Here’s a conversation I had with my boyfriend last week:
“Is there anything you want for Christmas?”
“Hmm, I’m not sure. Maybe a new sex toy. Oh, I also need a warm winter hat.”
“What will you pick then?”
“I might like sex toys, but I guess I don’t really need more. I do need a winter hat, so I’ll take that.”
“Should I transfer some money to your bank account?”
“Nah. I’ll just buy it for now and give you the receipt afterwards. You can give me the money once I know the exact price.”
I got my new hat two days ago, and I absolutely love it, because I picked it for myself, and thus I was able to take into consideration my own personal fashion preferences.
By the way, my Christmas gift for my boyfriend was a bottle of lubricant. I suppose that doesn’t qualify as a sex toy, but it is close. My partner didn’t specifically ask me for anything, so I just gave him something I wanted him to have (my plan is that the two of us will use said gift together).
With my partner we usually don’t bother with giving each other gifts on specific dates. Instead we exchange stuff every now and then whenever one of us gets something that the other person might want. I bought my hat two days ago, I gave him the lubricant bottle on Tuesday. Since this time it is close to Christmas, I might as well call those “Christmas gifts.” I also just got a bag of gingerbread cookies, I’m planning to share those with him next week. I guess that’s another “Christmas gift.”
Behold: My food. Where I live gingerbread cookies are hard and crunchy. I love their taste; unfortunately bakers sell them only once per year during the Christmas season. I usually buy a big bag that lasts me until February.
If I were obliged to give gifts to strangers, I’d pick something safe, things that everybody can use. For example, chocolate candies, handmade soap, etc. Most people like chocolate, and even if the recipient doesn’t like said candies, they probably have a family member or some friend who will volunteer to eat them instead. The same goes for soap—everybody needs to wash their bodies, thus somebody will use this gift, and it won’t just end in the landfill.
I wouldn’t pick books, jewelry, clothing, etc. for a person I don’t know well. This is where people have strong individual preferences. Unless you know some person well enough to be familiar with their tastes, the probability of giving them a book or some fashion item they like is statistically pretty small.
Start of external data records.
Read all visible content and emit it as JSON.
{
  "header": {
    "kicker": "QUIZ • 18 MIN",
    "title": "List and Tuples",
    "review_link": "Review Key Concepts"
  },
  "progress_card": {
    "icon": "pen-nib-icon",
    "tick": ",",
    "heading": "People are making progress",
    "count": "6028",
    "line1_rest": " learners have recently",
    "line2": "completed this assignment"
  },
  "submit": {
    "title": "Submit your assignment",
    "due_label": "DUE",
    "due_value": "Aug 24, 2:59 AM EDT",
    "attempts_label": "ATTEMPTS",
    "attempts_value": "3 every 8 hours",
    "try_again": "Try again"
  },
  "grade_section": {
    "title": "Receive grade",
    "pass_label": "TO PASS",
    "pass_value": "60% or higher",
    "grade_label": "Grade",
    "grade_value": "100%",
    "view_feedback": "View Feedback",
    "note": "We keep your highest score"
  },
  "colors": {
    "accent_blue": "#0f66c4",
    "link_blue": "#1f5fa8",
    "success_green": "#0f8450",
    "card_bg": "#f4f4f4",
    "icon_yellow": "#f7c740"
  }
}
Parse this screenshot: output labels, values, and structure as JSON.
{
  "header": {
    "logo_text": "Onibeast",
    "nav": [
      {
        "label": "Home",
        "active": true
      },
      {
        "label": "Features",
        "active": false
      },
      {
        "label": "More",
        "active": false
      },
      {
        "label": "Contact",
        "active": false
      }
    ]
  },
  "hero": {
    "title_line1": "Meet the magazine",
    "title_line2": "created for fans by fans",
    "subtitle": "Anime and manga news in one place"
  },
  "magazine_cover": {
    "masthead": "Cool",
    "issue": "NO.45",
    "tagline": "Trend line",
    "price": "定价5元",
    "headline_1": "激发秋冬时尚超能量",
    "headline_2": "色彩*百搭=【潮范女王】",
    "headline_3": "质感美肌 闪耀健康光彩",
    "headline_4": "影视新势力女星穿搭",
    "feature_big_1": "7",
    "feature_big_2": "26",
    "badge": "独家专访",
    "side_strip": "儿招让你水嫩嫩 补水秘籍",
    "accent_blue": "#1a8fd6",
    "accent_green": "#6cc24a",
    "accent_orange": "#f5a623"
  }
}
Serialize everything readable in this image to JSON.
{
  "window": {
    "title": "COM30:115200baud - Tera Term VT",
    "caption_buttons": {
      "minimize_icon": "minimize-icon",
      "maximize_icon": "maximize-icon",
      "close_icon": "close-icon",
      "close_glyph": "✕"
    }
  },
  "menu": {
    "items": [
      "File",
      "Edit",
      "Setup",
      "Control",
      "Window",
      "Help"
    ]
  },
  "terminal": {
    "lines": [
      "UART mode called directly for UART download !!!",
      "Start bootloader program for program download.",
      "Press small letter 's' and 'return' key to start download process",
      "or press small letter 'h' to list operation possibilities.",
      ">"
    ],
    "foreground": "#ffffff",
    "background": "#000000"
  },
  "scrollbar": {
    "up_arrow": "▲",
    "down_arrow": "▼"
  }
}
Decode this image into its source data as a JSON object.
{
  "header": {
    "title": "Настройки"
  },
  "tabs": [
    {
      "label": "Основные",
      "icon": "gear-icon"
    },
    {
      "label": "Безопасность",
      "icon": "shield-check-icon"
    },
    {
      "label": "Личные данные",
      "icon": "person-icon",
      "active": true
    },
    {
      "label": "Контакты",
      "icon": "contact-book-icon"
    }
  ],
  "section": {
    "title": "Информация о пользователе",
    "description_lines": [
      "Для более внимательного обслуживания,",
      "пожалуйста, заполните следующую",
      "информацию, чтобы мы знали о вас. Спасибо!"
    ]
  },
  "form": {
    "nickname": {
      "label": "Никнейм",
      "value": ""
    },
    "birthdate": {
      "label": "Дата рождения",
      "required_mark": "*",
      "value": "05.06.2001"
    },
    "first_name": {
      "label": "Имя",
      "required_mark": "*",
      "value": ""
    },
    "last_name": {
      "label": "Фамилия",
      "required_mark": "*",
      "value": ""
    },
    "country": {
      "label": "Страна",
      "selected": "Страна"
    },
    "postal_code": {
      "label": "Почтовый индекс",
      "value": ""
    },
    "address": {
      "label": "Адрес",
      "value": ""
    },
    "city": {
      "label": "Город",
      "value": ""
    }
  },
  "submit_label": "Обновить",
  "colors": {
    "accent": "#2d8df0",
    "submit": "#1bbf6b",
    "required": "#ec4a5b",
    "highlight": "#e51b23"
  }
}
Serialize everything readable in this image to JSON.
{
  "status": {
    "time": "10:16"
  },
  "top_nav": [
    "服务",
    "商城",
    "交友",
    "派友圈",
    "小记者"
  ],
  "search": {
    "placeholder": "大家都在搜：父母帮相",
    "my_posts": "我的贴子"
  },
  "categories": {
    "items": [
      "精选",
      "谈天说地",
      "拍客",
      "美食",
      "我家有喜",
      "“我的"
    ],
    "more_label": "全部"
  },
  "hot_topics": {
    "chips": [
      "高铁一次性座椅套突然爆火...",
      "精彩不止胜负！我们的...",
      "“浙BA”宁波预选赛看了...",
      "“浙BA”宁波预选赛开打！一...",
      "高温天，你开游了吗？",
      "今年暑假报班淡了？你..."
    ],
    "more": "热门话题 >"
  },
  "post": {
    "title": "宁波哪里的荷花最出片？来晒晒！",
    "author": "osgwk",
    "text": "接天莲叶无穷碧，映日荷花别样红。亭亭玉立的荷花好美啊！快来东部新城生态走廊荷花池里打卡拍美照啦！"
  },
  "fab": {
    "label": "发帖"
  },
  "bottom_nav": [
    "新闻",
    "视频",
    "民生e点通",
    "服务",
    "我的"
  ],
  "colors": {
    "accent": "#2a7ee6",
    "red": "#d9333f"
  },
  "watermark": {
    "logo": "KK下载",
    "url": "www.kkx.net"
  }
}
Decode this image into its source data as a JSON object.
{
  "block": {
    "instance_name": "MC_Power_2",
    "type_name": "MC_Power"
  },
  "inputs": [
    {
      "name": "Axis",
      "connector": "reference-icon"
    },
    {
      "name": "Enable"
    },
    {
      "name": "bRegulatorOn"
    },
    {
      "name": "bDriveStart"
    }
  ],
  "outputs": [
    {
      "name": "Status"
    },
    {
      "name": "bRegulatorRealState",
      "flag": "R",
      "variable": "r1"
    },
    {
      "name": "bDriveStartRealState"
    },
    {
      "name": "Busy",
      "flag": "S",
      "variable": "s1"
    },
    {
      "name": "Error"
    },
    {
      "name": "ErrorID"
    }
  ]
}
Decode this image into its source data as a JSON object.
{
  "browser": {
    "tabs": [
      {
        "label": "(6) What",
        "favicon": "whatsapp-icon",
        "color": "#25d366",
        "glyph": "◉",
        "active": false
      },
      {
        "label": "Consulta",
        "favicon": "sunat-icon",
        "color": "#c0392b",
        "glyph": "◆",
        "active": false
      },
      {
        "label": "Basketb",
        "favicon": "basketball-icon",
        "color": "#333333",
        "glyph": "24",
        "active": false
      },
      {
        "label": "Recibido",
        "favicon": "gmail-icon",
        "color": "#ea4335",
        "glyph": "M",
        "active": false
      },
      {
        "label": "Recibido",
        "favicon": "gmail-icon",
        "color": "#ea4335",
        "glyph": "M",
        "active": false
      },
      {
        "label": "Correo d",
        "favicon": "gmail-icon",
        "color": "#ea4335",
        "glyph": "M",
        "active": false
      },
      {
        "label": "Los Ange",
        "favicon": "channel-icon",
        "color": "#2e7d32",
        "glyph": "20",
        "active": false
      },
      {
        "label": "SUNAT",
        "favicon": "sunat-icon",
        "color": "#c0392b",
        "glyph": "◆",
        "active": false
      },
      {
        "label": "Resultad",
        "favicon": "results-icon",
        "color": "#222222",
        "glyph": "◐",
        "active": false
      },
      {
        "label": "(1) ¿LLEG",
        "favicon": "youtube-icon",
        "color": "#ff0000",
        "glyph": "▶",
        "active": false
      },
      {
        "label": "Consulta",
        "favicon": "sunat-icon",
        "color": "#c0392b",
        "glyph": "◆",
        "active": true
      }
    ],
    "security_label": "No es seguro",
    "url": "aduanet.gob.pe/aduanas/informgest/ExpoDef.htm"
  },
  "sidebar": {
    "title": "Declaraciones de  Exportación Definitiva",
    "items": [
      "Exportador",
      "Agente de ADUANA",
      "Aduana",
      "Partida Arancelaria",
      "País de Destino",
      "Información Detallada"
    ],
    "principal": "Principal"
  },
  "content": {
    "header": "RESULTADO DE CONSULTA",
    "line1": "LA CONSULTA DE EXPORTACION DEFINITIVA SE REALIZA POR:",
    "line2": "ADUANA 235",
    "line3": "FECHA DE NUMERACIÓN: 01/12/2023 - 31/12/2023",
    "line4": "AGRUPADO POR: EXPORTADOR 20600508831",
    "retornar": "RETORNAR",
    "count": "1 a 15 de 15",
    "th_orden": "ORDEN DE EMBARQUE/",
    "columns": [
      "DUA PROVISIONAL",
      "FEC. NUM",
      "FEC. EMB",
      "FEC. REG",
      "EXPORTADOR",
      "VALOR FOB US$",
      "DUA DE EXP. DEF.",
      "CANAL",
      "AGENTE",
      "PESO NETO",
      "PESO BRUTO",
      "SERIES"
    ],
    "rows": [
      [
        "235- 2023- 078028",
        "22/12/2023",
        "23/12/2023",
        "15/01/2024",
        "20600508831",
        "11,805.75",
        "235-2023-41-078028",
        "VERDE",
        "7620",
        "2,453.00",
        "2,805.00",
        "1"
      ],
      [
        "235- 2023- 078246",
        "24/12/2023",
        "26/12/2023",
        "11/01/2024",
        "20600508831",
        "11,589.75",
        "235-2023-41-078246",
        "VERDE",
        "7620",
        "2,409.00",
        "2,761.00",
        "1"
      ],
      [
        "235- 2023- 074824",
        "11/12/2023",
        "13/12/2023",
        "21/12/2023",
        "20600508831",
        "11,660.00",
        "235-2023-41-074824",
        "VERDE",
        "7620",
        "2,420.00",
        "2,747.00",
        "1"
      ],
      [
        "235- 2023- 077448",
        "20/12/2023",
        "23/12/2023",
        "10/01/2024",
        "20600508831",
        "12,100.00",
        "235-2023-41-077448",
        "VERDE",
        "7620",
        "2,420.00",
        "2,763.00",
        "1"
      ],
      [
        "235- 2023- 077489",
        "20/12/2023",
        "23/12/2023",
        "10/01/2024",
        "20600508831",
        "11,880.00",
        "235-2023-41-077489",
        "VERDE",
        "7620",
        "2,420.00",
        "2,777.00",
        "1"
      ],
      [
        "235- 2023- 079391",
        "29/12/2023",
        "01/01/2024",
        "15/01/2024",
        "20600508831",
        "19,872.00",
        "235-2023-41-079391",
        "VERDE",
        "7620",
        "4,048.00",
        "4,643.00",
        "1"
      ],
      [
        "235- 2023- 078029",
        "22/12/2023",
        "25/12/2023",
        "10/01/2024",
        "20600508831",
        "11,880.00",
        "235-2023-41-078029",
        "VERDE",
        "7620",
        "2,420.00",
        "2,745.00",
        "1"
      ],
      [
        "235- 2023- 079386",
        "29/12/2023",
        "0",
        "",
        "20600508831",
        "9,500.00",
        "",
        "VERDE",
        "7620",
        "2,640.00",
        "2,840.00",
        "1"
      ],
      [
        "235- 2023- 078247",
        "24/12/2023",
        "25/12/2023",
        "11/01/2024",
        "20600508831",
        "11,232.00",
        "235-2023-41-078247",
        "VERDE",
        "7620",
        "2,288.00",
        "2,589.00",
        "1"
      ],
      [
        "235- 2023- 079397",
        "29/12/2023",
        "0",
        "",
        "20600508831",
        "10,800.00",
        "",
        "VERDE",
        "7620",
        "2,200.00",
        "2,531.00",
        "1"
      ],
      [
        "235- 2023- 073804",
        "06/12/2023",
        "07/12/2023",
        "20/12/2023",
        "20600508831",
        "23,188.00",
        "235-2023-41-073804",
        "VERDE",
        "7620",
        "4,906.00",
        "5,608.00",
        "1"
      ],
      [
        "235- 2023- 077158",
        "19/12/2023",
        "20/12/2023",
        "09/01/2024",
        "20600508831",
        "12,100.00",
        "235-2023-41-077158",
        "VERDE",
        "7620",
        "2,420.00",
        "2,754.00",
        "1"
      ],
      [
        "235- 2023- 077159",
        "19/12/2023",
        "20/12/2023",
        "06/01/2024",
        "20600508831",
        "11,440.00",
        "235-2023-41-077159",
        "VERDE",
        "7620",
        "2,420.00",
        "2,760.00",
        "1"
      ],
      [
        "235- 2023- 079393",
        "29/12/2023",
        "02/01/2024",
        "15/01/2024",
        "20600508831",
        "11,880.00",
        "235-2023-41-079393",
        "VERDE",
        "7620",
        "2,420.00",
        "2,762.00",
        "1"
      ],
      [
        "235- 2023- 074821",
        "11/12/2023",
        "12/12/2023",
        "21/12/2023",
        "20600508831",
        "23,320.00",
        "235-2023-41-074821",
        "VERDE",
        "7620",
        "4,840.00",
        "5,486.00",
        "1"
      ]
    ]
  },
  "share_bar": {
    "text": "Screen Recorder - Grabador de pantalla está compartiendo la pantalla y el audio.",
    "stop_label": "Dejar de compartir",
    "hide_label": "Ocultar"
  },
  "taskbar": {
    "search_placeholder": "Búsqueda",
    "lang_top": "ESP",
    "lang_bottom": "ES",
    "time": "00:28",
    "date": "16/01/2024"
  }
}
Speaking of things that you shouldn’t do—don’t just give gifts to other people based on their gender. All those online articles with titles like “Best Gift Ideas for Men/Women” are doing it wrong. Many women don’t like romance novels. Many men don’t like whichever alcohol you consider “a universally desired gift for men.” Individual people aren’t walking collections of all the gender stereotypes out there. You aren’t giving a gift to the average woman out there, instead you are dealing with a unique individual human being who has her own tastes and interests, hence some gender stereotypes about what women, on average, tend to like won’t be helpful.